Industry expert Lei Yongjun told China's Xinhua news agency that for the "long-term safety" of China's dairy industry the Government should veto the partnership between Fonterra and Beingmate, which will involve the local cooperative purchasing a 20 per cent stake in the Chinese firm for around $615 million.

Beingmate and Fonterra will also set up a joint venture that will purchase Fonterra's Darnum manufacturing plant in Australia.

Lei said Fonterra already had control over "milk pools" in China through its farming operations in that country and securing access to downstream operations -- Beingmate's manufacturing capacity and distribution capabilities -- meant the New Zealand firm would gain too much power in the Chinese market, according to a translation provided to the Herald.

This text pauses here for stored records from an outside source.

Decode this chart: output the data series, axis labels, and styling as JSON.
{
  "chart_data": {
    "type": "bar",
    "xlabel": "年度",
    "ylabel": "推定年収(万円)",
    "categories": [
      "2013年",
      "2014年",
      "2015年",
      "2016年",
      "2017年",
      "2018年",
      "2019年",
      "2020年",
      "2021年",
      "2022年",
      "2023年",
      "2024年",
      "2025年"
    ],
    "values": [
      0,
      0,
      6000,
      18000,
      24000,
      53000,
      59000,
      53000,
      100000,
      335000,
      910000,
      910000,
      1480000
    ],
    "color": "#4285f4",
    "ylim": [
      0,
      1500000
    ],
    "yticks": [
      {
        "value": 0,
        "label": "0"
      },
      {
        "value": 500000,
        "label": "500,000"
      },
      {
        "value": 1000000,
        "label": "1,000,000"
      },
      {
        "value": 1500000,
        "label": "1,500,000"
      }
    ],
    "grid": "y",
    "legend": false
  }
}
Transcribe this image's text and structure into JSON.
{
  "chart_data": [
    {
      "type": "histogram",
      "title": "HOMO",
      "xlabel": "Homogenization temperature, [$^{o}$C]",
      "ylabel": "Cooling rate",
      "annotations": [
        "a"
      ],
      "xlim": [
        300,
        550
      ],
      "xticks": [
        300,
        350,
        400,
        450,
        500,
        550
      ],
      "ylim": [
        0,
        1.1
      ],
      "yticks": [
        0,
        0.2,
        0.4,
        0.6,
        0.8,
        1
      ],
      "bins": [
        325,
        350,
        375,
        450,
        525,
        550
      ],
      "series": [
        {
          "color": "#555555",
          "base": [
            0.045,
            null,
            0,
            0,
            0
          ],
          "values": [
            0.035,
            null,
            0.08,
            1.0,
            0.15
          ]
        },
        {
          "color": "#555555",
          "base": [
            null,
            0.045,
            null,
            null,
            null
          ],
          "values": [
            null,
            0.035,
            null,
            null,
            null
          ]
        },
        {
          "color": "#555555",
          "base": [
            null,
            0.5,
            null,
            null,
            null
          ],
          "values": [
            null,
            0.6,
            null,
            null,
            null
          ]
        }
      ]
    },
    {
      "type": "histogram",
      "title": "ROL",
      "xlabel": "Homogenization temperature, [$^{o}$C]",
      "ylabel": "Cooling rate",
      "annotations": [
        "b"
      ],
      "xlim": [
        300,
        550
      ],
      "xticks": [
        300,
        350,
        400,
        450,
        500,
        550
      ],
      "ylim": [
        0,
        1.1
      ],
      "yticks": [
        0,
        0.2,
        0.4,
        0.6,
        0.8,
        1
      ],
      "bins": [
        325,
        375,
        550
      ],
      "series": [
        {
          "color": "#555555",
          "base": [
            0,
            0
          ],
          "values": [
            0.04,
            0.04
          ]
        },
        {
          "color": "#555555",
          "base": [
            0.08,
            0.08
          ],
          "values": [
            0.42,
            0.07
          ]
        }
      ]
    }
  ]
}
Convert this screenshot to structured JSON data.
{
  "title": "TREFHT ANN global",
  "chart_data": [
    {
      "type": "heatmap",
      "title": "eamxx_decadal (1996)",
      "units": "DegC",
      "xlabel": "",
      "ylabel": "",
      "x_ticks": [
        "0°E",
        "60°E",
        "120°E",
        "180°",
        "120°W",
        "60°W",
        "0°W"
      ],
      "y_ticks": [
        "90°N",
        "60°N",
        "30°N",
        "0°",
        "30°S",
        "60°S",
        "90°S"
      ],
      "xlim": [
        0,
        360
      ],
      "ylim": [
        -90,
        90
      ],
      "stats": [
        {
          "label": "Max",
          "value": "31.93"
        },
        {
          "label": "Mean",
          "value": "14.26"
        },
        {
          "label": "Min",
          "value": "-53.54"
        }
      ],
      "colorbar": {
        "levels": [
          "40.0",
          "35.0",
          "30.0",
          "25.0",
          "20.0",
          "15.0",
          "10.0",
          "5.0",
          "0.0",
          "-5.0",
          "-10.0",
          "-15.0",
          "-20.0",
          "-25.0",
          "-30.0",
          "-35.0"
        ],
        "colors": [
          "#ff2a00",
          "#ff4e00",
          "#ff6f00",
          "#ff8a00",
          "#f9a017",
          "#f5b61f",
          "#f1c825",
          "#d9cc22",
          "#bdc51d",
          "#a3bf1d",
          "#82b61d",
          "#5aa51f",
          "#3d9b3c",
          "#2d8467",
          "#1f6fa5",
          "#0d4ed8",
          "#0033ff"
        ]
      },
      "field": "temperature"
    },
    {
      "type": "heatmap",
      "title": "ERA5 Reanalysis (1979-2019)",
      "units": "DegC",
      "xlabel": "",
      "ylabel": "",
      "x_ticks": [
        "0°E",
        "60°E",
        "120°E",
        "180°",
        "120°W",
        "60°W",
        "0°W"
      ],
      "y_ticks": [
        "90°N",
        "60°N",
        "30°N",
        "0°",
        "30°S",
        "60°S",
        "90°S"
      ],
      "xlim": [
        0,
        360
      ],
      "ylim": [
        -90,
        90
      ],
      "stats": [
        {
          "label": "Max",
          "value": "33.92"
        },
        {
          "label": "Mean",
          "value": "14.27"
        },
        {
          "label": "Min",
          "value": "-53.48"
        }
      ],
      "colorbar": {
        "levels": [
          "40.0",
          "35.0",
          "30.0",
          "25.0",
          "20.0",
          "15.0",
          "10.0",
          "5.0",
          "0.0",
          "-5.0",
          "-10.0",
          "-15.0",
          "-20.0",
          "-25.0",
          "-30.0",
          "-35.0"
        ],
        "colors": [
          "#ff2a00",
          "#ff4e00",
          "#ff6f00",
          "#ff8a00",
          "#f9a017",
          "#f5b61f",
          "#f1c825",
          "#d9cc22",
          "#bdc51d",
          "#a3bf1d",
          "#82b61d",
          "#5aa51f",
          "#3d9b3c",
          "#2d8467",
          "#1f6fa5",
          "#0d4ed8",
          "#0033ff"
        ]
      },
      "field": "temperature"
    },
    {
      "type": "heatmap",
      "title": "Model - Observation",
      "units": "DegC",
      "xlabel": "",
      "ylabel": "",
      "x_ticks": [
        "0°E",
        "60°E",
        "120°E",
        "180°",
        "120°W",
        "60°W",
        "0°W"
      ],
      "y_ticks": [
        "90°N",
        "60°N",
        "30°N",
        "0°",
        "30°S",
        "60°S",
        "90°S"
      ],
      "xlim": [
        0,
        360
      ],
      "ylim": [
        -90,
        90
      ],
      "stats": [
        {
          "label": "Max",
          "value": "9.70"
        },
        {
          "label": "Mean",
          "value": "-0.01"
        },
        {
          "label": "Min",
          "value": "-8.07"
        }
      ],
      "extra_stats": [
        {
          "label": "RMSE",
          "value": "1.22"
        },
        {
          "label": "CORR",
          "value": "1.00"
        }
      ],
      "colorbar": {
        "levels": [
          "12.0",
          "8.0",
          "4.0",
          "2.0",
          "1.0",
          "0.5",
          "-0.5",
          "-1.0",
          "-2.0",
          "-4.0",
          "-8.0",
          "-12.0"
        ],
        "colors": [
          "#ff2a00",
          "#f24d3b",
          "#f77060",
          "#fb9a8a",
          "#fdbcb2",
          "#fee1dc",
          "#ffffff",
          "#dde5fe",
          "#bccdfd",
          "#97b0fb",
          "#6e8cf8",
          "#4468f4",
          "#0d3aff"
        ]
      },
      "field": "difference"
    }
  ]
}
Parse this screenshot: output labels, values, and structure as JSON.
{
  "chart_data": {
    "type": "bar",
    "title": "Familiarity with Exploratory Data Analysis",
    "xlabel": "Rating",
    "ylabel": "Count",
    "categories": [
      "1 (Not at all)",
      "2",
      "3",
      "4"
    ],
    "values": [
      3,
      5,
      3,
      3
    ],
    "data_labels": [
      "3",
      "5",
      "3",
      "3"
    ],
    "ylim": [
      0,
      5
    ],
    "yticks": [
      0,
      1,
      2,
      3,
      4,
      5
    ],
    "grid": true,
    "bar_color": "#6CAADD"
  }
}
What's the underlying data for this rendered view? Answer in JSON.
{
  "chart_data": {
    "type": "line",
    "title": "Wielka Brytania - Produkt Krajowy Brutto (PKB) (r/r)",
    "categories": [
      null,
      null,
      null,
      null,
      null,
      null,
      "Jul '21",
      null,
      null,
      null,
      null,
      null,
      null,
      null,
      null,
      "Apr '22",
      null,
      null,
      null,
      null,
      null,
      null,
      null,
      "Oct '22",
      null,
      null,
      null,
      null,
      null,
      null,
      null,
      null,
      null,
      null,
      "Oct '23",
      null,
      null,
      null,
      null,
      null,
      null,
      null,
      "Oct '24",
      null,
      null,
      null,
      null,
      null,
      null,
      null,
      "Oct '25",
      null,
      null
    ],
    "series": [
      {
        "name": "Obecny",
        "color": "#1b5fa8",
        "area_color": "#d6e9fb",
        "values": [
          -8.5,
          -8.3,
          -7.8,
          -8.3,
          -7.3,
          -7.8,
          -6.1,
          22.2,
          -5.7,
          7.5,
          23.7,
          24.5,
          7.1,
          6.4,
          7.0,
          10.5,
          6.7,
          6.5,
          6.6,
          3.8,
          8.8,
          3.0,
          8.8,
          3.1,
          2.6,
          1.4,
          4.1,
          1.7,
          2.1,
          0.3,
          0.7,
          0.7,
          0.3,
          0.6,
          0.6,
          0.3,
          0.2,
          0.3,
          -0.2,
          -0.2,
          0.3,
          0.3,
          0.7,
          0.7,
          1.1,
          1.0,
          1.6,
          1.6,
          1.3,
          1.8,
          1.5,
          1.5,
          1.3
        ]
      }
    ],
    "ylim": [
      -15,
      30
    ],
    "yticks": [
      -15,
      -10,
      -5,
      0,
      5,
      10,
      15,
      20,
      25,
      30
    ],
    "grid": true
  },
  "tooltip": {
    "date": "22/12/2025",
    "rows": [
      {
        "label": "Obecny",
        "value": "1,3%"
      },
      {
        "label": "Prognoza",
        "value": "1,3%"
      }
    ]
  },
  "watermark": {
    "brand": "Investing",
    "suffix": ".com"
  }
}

An interesting aspect of Lei's comments is the fact they were published through the Xinhua agency, which is viewed as the Chinese Government's official mouthpiece and is used by Beijing to promote the party line on big issues.

Fonterra hopes the partnership will greatly expand sales of its Anmum baby milk brand in China's booming infant formula market, where annual sales are expected to grow from the current $18 billion to $33 billion by 2017.

Beingmate has access to around 80,000 retail outlets across China, Fonterra has said.

Chinese infant formula makers Yili and Yashili are in the process of setting up manufacturing operations in New Zealand.